Studio album by Terry Reid
- Released: 1976
- Studio: Sound Labs, Hollywood; Rudy Records, San Francisco
- Genre: Rock
- Length: 42:43
- Label: ABC
- Producer: Graham Nash

Terry Reid chronology
| River (1973) | Seed of Memory (1976) | Rogue Waves (1979) |

= Seed of Memory =

Seed of Memory is the fourth studio album by English vocalist Terry Reid, released in 1976 by ABC Records. It was produced by Graham Nash and written by Terry Reid. It was re-released in 2004. The songs "Brave Awakening", "Seed of Memory" and "To Be Treated Rite" were used in the 2005 film The Devil's Rejects.

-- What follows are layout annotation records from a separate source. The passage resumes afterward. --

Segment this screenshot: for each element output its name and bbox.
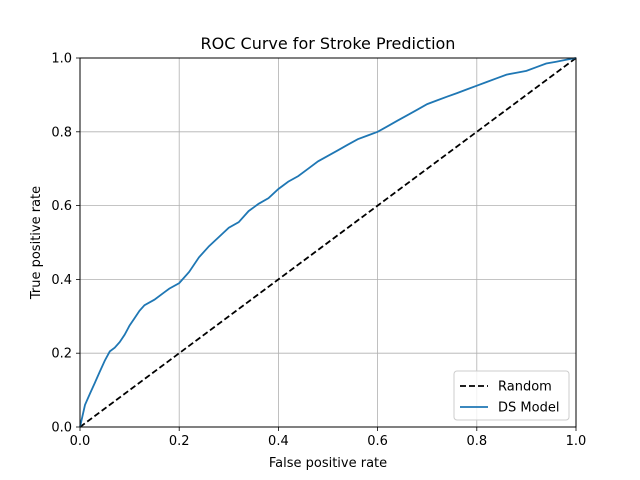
legend: Random DS Model (453, 370, 570, 421)
legend-label-random: Random (498, 380, 552, 395)
ds-model-line (79, 57, 577, 428)
legend-label-ds-model: DS Model (498, 401, 559, 416)
y-tick-label: 0.2 (51, 347, 72, 362)
y-axis-label: True positive rate (29, 186, 44, 300)
y-tick-label: 0.6 (51, 199, 72, 214)
y-tick-label: 0.4 (51, 273, 72, 288)
x-tick-label: 0.2 (169, 434, 190, 449)
grid-lines (80, 58, 576, 427)
x-tick-label: 0.0 (70, 434, 91, 449)
x-axis-label: False positive rate (269, 456, 387, 471)
plot-frame (79, 57, 577, 428)
x-tick-label: 0.4 (268, 434, 289, 449)
y-tick-label: 0.8 (51, 125, 72, 140)
y-tick-label: 1.0 (51, 52, 72, 67)
axis-ticks: 0.0 0.2 0.4 0.6 0.8 1.0 0.0 0.2 0.4 0.6 0.8 1.0 (51, 52, 586, 450)
x-tick-label: 0.8 (466, 434, 487, 449)
x-tick-label: 1.0 (566, 434, 587, 449)
random-line (79, 57, 577, 428)
chart-title: ROC Curve for Stroke Prediction (201, 34, 456, 53)
x-tick-label: 0.6 (367, 434, 388, 449)
y-tick-label: 0.0 (51, 421, 72, 436)
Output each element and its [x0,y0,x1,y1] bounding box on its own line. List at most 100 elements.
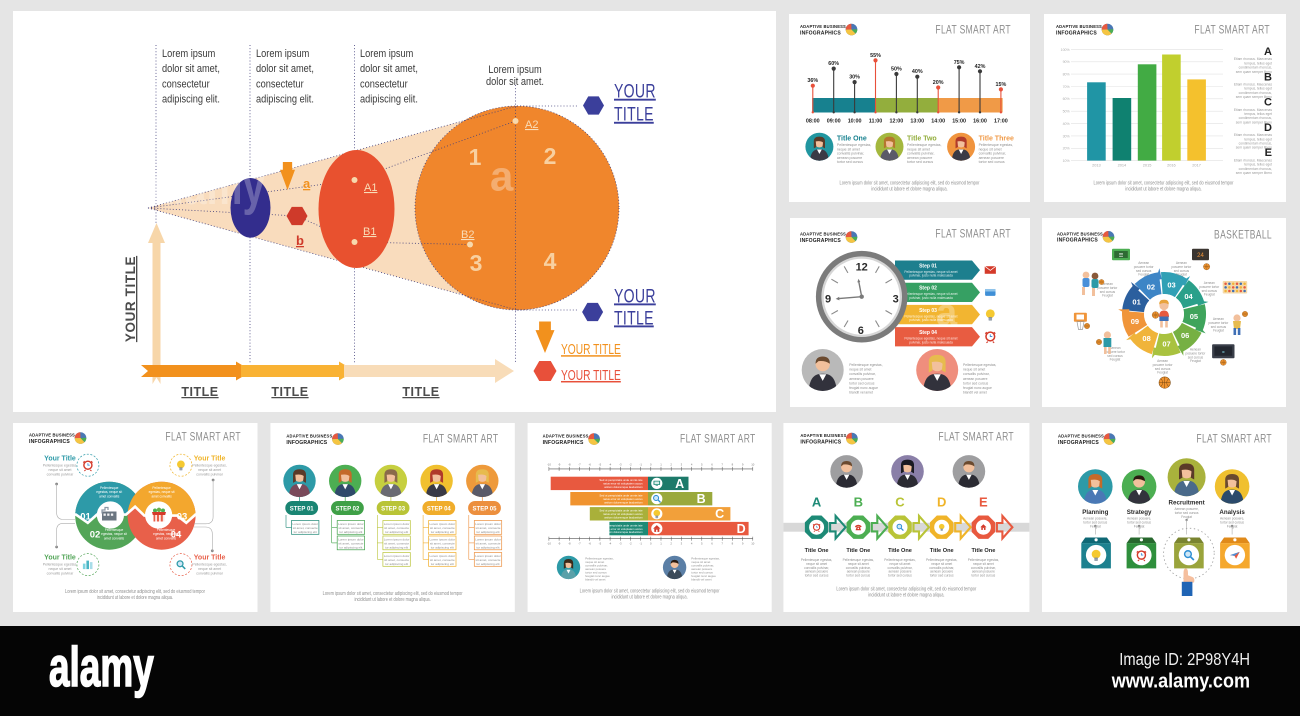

Additionally, "Faith to Arise" was featured on the soundtrack to the 2003 film Wonderland, as well as the 2019 film 3 from Hell.

Professional ratings
Review scores
| Source | Rating |
| AllMusic | Star Half star |

==Track listing==

| No. | Title | Length |
|---|---|---|
| 1. | "Faith to Arise" | 4:39 |
| 2. | "Seed of Memory" | 5:26 |
| 3. | "Brave Awakening" | 6:32 |
| 4. | "To Be Treated Rite" | 5:54 |
| 5. | "Ooh Baby (Make Me Feel So Young)" | 3:57 |
| 6. | "The Way You Walk" | 4:43 |
| 7. | "The Frame" | 4:37 |
| 8. | "Fooling You" | 7:20 |

==Personnel==
- Terry Reid – guitar, vocals, harmonica
- David Lindley – acoustic & slide guitar, violin
- Graham Nash – harmony vocals
- Plas Johnson – saxophone
- Blue Mitchell – trumpet
- Tim Weisberg – flute
- Al Viola – balalaika
- Ben Keith – pedal steel
- Joel Bernstein – acoustic guitar
- Jesse Erlich – cello
- James Gadson – drums
- Lee Miles – bass
- Al Perkins – pedal steel
- Soko Richardson – drums
- Clifford Solomon – horn
- Fred Wesley – horn
- Produced by Graham Nash and recorded at Sound Labs, Hollywood and Rudy Records, San Francisco.